Culture media from hypoxia conditioned mast cells aggravates hypoxia and reoxygenation injury of human intestinal cells.

Intestinal ischemia-reperfusion (II/R) injury is a common clinical and pathological change; however, its underlying mechanisms remain unclear. Previous studies have shown that the inflammatory response induced by mast cell degranulation may be involved in the mechanism underlying II/R injury in rats. In this study, we established a human intestinal epithelial adenocarcinoma cell (Caco-2) hypoxia/reoxygenation (H/R) model and transwell system to investigate the effects of culture media (CM) from hypoxia conditioned human mast cell (HMC-1) and HMC-1 H/R on hypoxia/reoxygenation injury in Caco-2 under H/R conditions.
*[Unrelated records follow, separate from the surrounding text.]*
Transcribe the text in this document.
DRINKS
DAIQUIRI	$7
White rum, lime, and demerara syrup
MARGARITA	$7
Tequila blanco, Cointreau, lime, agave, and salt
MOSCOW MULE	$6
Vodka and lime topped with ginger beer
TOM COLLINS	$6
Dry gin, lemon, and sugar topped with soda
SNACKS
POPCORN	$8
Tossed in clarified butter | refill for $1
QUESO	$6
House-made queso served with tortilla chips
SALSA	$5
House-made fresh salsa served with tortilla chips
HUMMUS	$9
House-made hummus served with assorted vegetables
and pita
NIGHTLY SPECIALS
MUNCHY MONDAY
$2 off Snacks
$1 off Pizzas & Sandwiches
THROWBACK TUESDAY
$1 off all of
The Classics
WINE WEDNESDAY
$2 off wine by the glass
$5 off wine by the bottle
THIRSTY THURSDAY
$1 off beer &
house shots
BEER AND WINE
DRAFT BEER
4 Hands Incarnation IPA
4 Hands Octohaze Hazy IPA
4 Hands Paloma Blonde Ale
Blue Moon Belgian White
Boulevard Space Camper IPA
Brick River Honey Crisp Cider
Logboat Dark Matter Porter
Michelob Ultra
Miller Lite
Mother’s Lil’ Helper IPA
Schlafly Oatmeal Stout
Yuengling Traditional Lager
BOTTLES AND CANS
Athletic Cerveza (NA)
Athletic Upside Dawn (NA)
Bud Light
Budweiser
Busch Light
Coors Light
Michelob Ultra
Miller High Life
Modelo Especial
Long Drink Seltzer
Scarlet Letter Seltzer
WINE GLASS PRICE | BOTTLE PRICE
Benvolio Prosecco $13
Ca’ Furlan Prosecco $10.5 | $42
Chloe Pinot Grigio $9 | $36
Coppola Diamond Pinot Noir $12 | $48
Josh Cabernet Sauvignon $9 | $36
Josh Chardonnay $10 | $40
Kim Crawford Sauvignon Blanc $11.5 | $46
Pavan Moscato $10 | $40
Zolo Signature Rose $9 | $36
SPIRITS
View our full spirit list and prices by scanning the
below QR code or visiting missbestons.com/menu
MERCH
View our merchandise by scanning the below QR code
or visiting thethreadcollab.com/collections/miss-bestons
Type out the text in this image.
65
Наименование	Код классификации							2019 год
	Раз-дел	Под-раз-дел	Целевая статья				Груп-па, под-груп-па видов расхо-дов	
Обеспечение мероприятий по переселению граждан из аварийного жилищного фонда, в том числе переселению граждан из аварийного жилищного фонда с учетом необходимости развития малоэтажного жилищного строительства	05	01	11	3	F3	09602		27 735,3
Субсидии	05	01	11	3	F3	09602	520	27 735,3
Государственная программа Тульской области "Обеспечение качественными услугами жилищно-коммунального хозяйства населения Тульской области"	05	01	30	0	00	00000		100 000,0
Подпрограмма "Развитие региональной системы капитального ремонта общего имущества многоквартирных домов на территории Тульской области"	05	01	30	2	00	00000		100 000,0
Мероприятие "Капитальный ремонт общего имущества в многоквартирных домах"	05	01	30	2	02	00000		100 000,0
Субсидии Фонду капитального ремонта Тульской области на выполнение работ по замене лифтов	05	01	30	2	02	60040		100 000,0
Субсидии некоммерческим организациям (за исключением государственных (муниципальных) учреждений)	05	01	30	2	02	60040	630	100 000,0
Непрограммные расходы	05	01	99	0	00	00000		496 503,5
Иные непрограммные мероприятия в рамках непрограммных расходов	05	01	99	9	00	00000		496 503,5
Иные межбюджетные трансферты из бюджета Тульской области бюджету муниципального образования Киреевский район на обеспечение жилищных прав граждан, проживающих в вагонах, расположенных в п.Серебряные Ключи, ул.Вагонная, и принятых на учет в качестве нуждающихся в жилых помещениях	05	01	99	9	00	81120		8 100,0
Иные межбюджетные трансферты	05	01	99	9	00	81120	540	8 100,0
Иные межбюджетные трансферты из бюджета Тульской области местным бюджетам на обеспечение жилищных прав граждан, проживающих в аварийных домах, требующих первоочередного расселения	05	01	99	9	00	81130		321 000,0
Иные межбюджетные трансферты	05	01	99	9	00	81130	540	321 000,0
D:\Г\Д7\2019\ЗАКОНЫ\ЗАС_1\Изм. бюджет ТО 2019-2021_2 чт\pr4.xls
Moreover, we assessed the barrier function of Caco-2 by measuring the 4-kDa fluorescein isothiocyanate (FITC)-dextran (FD4) flux and the tight junction protein expression. The results concluded that Caco-2 exposed to H/R insult showed an increase in lactate dehydrogenase (LDH) release, cell apoptosis index, cell permeability, Bax expression, phosphorylation of c-Jun N-terminal protein kinase (JNK) and p38, and a decrease in cell viability and expression of Bcl-2, ZO1, and occludin (all P < 0.05). Notably, preincubating Caco-2 with HMC-1CM resulted in an increase in cell injury (increased LDH levels and cell permeability, decreased cell viability), apoptosis index, p-JNK, and p-38 expression and a decrease in ZO1 and occludin expression by co-culture system (all P < 0.05). In conclusion, our results show that HMC-1 hypoxic and reoxygenated CM aggravates hypoxic and reoxygenated injury in Caco-2 by increasing the phosphorylation of JNK and p38 in vitro.